Clinical Practice

EMDR Phase 4: Desensitization

Phase 4 is where bilateral stimulation drives desensitization of the target memory. Learn what happens step-by-step and how to run Phase 4 online.

Reviewed by the BilateralSync clinical team · Updated · 6 min read

Introduction

Phase 4 is the desensitization phase of EMDR. The client holds the target image, negative cognition and associated body sensation in mind while the therapist delivers sets of bilateral stimulation. Between sets, the therapist checks in briefly and follows the client's associative chain until the Subjective Units of Disturbance (SUD) score approaches zero.

Evidence summary

Phase 4 is the phase most directly studied in dismantling research. The procedural specificity — target activation, dual-attention BLS, brief check-ins, following associations — is what distinguishes EMDR from simple exposure or free association.

Clinical use

Practical Phase 4 skills include: pacing sets long enough for meaningful processing but not so long that the client dissociates; using minimal prompts such as 'notice that' and 'go with that'; interweaving cognitively when processing loops; and monitoring the window of tolerance. Online, therapists control set duration, speed and modality in BilateralSync while remaining fully present on video for verbal check-ins.

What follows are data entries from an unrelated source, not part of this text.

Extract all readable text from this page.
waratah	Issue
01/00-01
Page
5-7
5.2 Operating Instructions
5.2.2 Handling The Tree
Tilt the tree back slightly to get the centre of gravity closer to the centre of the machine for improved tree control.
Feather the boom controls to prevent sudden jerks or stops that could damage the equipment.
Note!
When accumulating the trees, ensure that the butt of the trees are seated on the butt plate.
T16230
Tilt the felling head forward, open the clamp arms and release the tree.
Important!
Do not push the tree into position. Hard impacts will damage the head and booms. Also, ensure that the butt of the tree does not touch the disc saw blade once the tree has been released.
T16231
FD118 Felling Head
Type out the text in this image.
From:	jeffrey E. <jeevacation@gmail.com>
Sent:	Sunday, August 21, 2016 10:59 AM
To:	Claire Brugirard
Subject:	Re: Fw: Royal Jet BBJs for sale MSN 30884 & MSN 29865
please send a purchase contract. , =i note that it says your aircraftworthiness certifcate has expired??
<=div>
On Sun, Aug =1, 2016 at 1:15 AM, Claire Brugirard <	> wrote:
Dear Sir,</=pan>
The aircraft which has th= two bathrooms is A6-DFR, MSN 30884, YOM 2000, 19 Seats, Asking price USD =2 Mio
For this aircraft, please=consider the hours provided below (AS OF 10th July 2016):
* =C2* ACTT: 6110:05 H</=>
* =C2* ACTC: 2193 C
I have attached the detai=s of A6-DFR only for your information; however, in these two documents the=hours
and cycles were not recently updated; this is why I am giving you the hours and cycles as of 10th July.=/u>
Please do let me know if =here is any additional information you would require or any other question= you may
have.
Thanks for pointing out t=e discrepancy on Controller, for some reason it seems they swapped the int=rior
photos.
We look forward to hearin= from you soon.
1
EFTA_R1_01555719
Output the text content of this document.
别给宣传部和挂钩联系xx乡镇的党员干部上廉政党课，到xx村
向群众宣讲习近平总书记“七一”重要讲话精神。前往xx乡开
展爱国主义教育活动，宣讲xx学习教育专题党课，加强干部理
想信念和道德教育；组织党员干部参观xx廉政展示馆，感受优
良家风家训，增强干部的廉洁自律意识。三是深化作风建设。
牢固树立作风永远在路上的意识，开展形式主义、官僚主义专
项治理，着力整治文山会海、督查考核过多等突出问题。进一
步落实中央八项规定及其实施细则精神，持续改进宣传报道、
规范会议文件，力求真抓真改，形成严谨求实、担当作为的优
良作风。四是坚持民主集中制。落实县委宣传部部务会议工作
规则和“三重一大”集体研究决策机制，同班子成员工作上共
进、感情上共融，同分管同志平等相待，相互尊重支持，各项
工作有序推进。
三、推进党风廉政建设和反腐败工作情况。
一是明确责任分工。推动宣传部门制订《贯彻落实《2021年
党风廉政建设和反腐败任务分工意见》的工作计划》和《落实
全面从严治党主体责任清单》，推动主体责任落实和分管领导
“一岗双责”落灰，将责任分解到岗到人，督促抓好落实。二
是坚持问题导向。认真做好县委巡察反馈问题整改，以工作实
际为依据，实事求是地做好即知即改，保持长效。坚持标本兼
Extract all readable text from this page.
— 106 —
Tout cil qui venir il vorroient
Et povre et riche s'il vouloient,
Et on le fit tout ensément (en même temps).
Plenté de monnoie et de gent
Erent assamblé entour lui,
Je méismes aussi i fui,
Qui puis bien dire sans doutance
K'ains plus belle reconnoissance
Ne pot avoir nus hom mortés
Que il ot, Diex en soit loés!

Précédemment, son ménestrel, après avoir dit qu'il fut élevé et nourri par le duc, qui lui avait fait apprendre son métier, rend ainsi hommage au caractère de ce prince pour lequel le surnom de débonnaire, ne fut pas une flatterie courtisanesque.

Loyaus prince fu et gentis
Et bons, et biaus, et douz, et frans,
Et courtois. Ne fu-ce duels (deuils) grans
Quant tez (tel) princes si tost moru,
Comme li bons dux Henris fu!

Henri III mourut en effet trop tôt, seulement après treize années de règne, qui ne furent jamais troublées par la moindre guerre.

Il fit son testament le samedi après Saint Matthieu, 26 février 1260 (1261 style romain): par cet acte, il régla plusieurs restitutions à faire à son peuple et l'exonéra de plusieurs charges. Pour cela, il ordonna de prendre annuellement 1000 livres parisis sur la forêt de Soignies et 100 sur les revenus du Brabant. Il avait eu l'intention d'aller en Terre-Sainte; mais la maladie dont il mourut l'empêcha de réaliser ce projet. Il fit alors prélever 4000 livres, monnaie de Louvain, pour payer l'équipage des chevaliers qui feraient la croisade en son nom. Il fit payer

Frequently asked questions

How long is a typical Phase 4 set?
Sets typically run 20–40 seconds for desensitization, adjusted based on the client's response and evidence of ongoing processing.
What is a SUD score?
Subjective Units of Disturbance — a 0–10 scale the client uses to rate current disturbance associated with the target memory.

References

  1. Shapiro, F. (2018). EMDR Therapy, 3rd ed., Ch. 7.